从给定的父数组表示构造二叉树
给定一个表示树的数组,数组索引是树节点中的值,数组值给出该特定索引(或节点)的父节点。根节点索引的值将始终为 -1,因为根没有父节点。从这个给定的表示构造给定二叉树的标准链接表示。
例子:
Input: parent[] = {1, 5, 5, 2, 2, -1, 3}
Output: root of below tree
5
/ \
1 2
/ / \
0 3 4
/
6
Explanation:
Index of -1 is 5. So 5 is root.
5 is present at indexes 1 and 2. So 1 and 2 are
children of 5.
1 is present at index 0, so 0 is child of 1.
2 is present at indexes 3 and 4. So 3 and 4 are
children of 2.
3 is present at index 6, so 6 is child of 3.
Input: parent[] = {-1, 0, 0, 1, 1, 3, 5};
Output: root of below tree
0
/ \
1 2
/ \
3 4
/
5
/
6预期的时间复杂度为 O(n),其中 n 是给定数组中的元素数。
我们强烈建议您最小化您的浏览器并首先自己尝试。
递归构造的简单解决方案,首先搜索当前根,然后递归找到找到的索引(最多可以有两个索引)并使它们成为根的左右子树。该解决方案需要 O(n 2 ),因为我们必须线性搜索每个节点。

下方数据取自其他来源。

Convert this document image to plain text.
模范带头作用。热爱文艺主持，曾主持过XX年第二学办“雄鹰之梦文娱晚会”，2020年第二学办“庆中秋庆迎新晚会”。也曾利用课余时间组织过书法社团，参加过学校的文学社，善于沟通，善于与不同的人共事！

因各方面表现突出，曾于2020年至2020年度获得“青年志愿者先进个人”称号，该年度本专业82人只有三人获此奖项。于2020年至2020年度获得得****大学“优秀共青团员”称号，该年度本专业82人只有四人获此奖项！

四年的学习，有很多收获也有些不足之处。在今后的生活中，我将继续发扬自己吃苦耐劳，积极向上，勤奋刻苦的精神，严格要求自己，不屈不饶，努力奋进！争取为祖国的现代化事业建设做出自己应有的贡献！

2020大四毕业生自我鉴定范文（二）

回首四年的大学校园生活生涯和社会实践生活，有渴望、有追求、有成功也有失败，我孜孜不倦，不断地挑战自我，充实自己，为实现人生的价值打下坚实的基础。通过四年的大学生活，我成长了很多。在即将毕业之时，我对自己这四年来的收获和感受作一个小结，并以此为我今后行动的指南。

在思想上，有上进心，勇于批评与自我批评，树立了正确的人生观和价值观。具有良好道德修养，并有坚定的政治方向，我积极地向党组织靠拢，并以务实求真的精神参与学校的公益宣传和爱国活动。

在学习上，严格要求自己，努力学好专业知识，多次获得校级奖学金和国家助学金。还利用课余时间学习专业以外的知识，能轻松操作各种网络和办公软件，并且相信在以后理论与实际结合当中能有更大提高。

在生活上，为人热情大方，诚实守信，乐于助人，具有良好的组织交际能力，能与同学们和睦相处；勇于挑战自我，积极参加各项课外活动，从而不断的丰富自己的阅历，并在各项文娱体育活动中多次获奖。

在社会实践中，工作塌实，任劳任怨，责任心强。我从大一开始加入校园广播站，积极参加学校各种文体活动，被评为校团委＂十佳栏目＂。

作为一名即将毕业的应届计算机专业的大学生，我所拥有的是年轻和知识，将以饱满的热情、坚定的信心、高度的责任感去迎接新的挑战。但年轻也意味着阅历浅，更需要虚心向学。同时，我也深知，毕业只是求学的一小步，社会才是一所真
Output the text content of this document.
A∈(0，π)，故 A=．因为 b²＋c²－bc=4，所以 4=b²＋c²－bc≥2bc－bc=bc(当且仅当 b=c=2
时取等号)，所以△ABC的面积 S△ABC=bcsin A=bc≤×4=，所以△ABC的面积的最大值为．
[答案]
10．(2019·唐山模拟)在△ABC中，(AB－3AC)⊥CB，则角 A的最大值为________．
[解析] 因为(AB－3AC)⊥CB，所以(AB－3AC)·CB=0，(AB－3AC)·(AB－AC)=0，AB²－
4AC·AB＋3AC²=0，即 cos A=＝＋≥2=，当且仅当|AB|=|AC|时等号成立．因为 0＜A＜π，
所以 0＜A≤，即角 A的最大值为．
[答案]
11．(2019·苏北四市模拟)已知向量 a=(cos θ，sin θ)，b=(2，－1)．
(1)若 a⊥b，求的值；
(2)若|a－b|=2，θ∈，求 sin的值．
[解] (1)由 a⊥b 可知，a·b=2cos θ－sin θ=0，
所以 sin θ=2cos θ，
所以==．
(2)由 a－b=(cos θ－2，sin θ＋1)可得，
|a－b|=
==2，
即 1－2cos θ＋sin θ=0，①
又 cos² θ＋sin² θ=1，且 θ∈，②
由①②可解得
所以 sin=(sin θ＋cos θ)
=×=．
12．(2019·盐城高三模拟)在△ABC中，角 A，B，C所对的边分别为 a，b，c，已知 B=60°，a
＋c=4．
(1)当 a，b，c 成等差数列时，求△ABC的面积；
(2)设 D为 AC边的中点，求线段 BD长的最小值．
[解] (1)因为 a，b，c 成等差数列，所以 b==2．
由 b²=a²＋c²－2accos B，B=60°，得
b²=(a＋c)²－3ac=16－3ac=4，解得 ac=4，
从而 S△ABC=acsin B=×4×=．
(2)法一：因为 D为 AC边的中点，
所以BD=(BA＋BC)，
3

一个有效的解决方案可以在 O(n) 时间内解决上述问题。这个想法是使用额外的空间。数组 created[0..n-1] 用于跟踪创建的节点。
创建树(父[],n)
- 创建一个指针数组,说 created[0..n-1]。如果未创建索引 i 的节点,则 created[i] 的值为 NULL,否则 value 是指向已创建节点的指针。
- 对给定数组的每个索引 i 执行以下操作
createNode(父,我,创建)
createNode(父[],我,创建[])
- 如果 created[i] 不为 NULL,则节点已经创建。所以回来。
- 创建一个值为“i”的新节点。
- 如果 parent[i] 为 -1(i 为 root),则将创建的节点设为 root 并返回。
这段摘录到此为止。